In order for voice to achieve its full potential of healthcare offerings (e.g., conversational diagnosis, contextual care plans, detection of in-home emergencies) there are engineering considerations that must be addressed. Foremost are questions of sound and environment: how do voice platforms transmit sensitive information privately (i.e., without broadcasting to a room full of people), and how do they accurately decipher patient data from background noise? Challenges are also present involving patients’ different speech patterns and abilities, as well as voice’s role in identifying and escalating emergencies.
There’s also the question of the BAA. BAAs were traditionally intended for behind-the-scenes health care processes: a billing accountant seeing a patient’s procedure history, for example. “This is kind of turning the notion of HIPAA privacy on its head. It’s data coming in through the business associate,” says Drexel law professor Robert Field, speaking on the podcast Knowledge@Wharton. It’s expected that both the HHS and companies like Amazon will push for the reevaluation of voice’s role within the HIPAA chain.

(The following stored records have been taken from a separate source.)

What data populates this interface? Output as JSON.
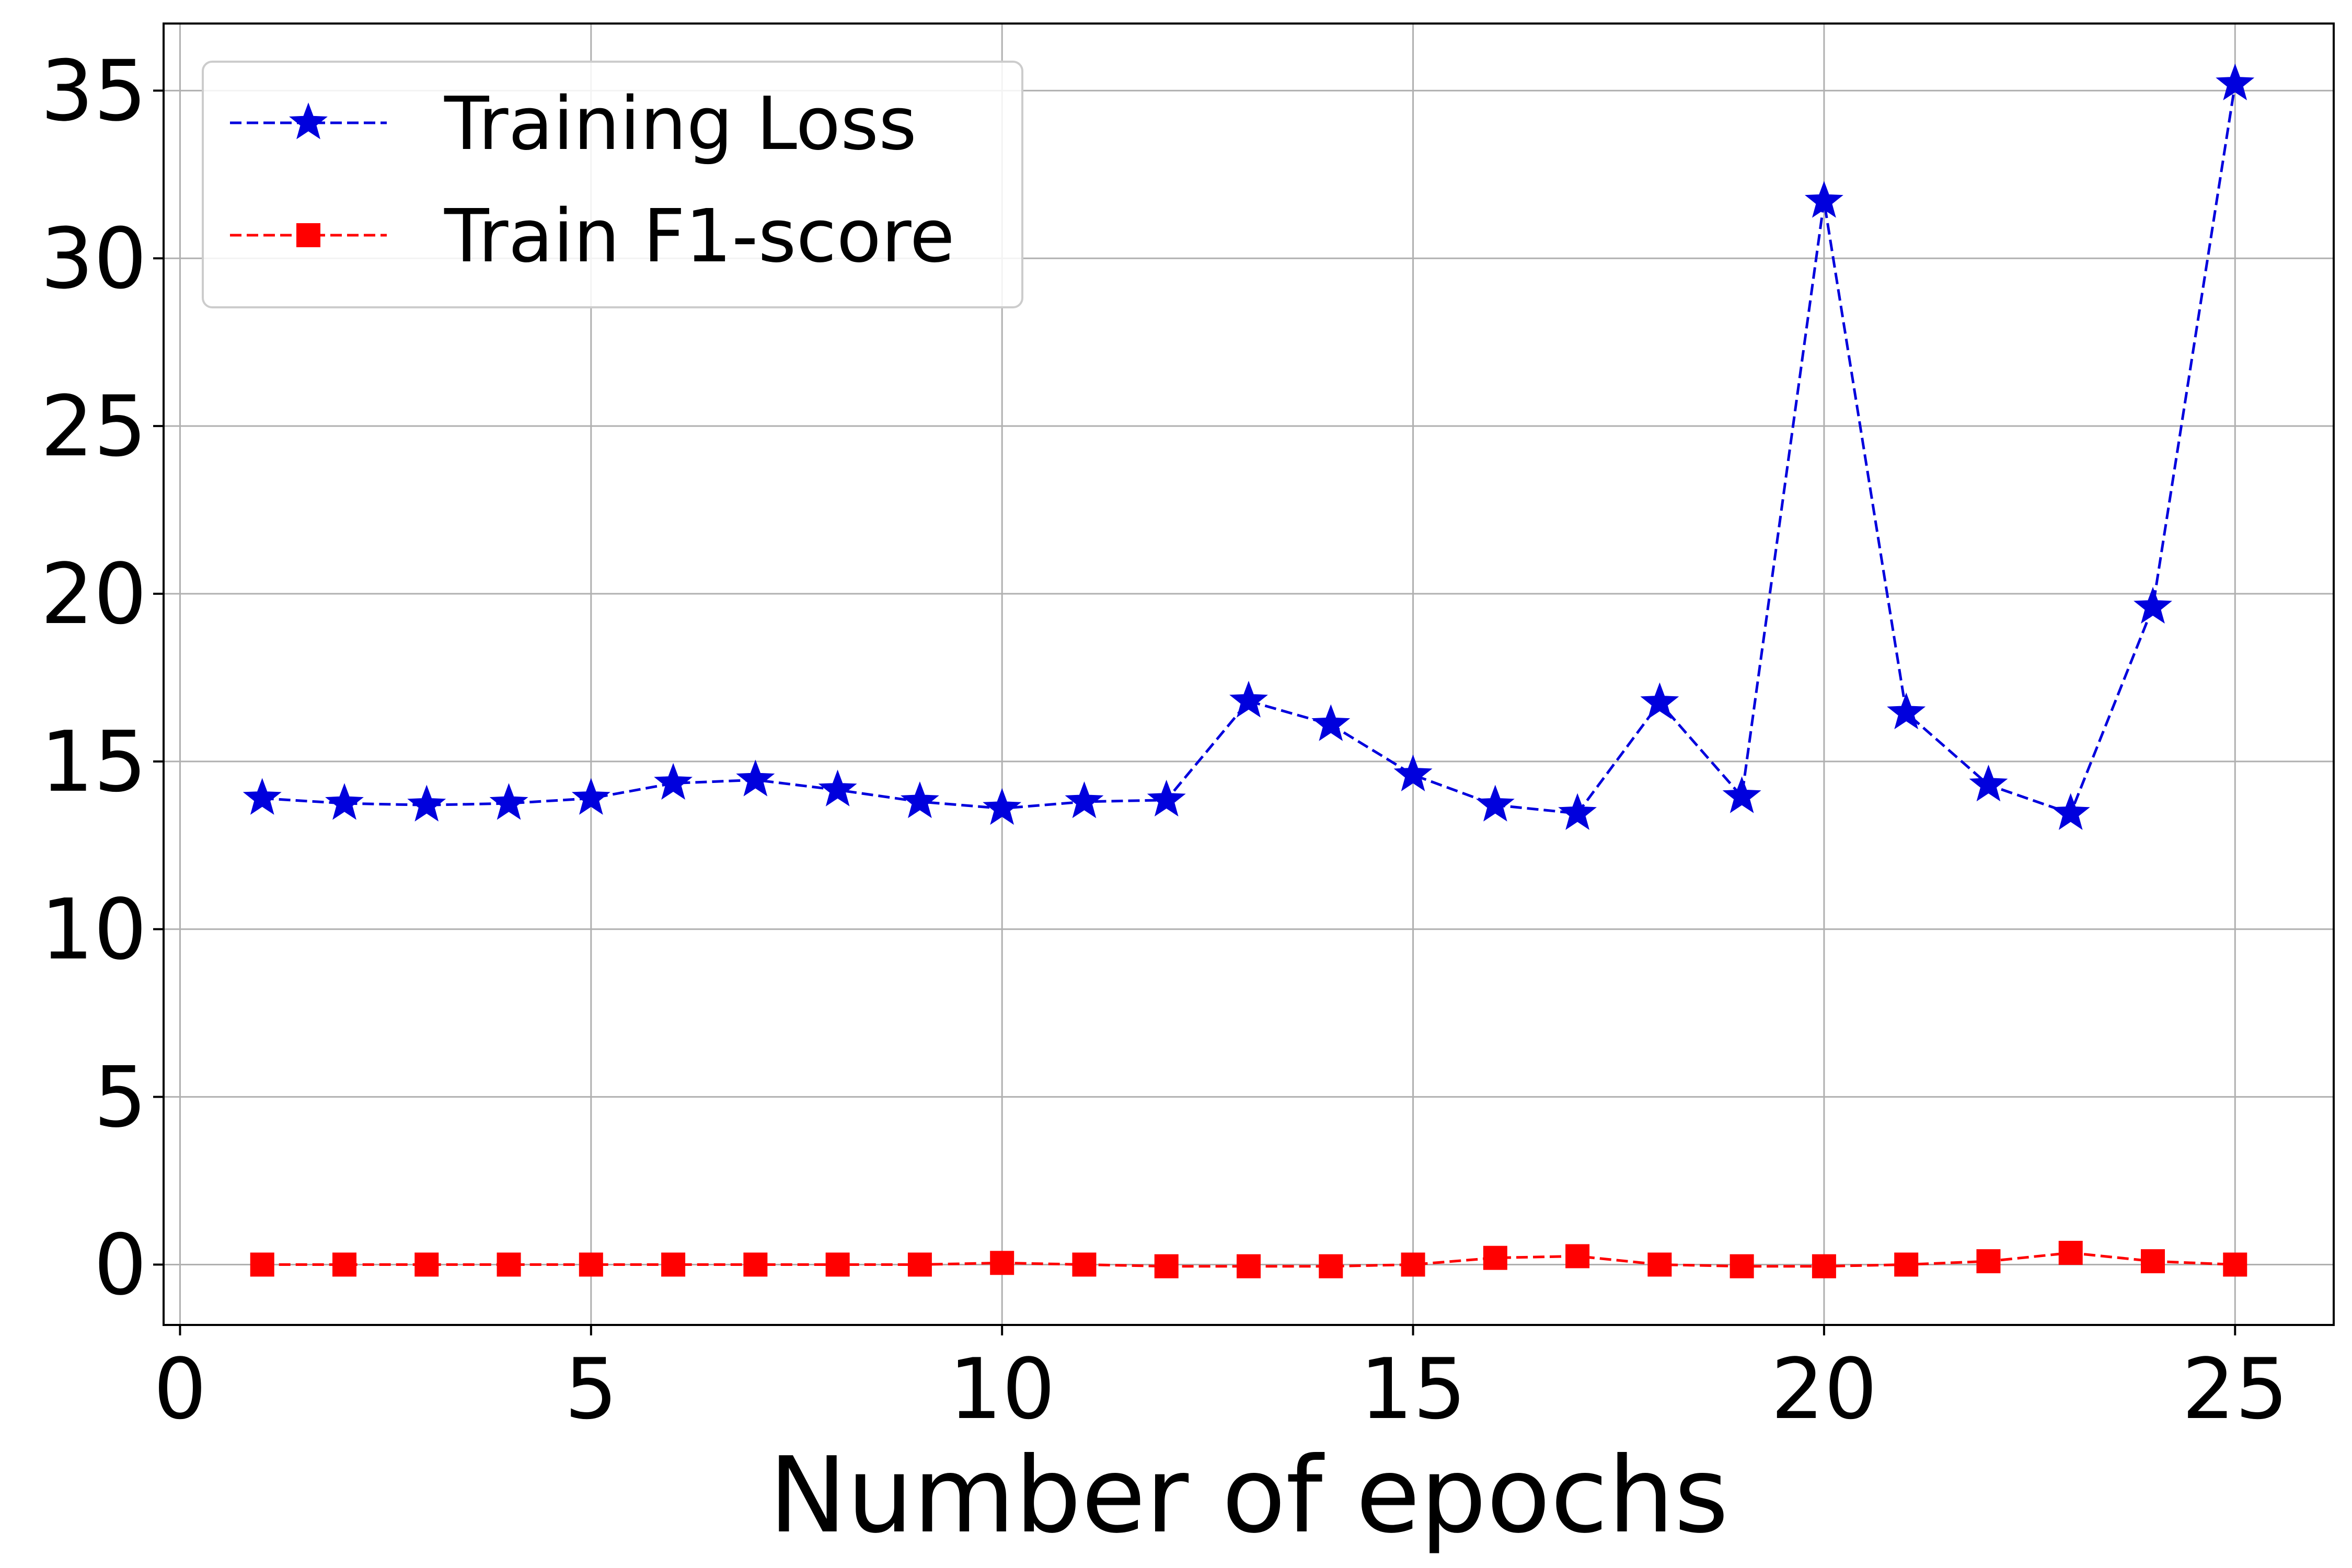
{
  "chart_data": {
    "type": "line",
    "title": "",
    "xlabel": "Number of epochs",
    "ylabel": "",
    "xlim": [
      -0.2,
      26.2
    ],
    "ylim": [
      -1.8,
      37.0
    ],
    "xticks": [
      0,
      5,
      10,
      15,
      20,
      25
    ],
    "yticks": [
      0,
      5,
      10,
      15,
      20,
      25,
      30,
      35
    ],
    "grid": true,
    "legend_position": "top-left",
    "x": [
      1,
      2,
      3,
      4,
      5,
      6,
      7,
      8,
      9,
      10,
      11,
      12,
      13,
      14,
      15,
      16,
      17,
      18,
      19,
      20,
      21,
      22,
      23,
      24,
      25
    ],
    "series": [
      {
        "name": "Training Loss",
        "color": "#0000dd",
        "marker": "star",
        "line_style": "dashed",
        "values": [
          13.9,
          13.75,
          13.7,
          13.75,
          13.9,
          14.35,
          14.45,
          14.15,
          13.8,
          13.6,
          13.8,
          13.85,
          16.8,
          16.1,
          14.6,
          13.7,
          13.45,
          16.75,
          13.95,
          31.7,
          16.45,
          14.3,
          13.45,
          19.6,
          35.2
        ]
      },
      {
        "name": "Train F1-score",
        "color": "#ff0000",
        "marker": "square",
        "line_style": "dashed",
        "values": [
          0.0,
          0.0,
          0.0,
          0.0,
          0.0,
          0.0,
          0.0,
          0.0,
          0.0,
          0.05,
          0.0,
          -0.05,
          -0.05,
          -0.05,
          0.0,
          0.2,
          0.25,
          0.0,
          -0.05,
          -0.05,
          0.0,
          0.1,
          0.35,
          0.1,
          0.0
        ]
      }
    ]
  }
}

Amazon (and Health Care) Look Ahead
What comes next for Amazon and Alexa’s health capabilities? Other announcements at the company indicate that Amazon’s health care ambitions extend beyond BAAs. The company’s 2018 purchase of PillPack online pharmacy, its extension of Prime discounts to Medicaid recipients, and the formation of Haven Healthcare (a joint effort with Berkshire Hathaway and J.P. Morgan) suggest that Amazon is preparing to establish itself as a large comprehensive player in the market. It is yet to be announced whether Amazon/Haven will negotiate directly with health providers, assume (or erase) the role of a PBM, or enter the market in a new role altogether. These actions may put it in competition with the same companies it has invited into Alexa HIPAA partnerships.
As AI evolves, we must also consider Alexa’s future role as a diagnostic and prescribing agent. Whether partnering with care providers or replacing them directly, Alexa’s interpretation of patient data will likely extend beyond the scope of the BAA. We have yet to understand how we would regulate technology as a provider; the closest analogy we have today may be telemedicine, where a provider communicates with a patient through a device. However, this analogy breaks down if and when the device becomes the doctor.
Lastly, Alexa’s various roles in health care stand to confuse (or potentially exploit) users. Normally, patients have a clear understanding of which entities they’re speaking to and when: they use signals, such as a website logo or direct mail letterhead, to distinguish their doctor’s communications from their pharmacy’s or their insurer’s. These signposts are muddled on voice. For example, if a user receives an allergy report from a pharmaceutical company, requests a prescription from their doctor, and discusses a generic with their pharmacy all through Alexa, we could imagine a situation where a patient forgets who they’re talking to and in which context, creating a ripe situation for conflicts of interest.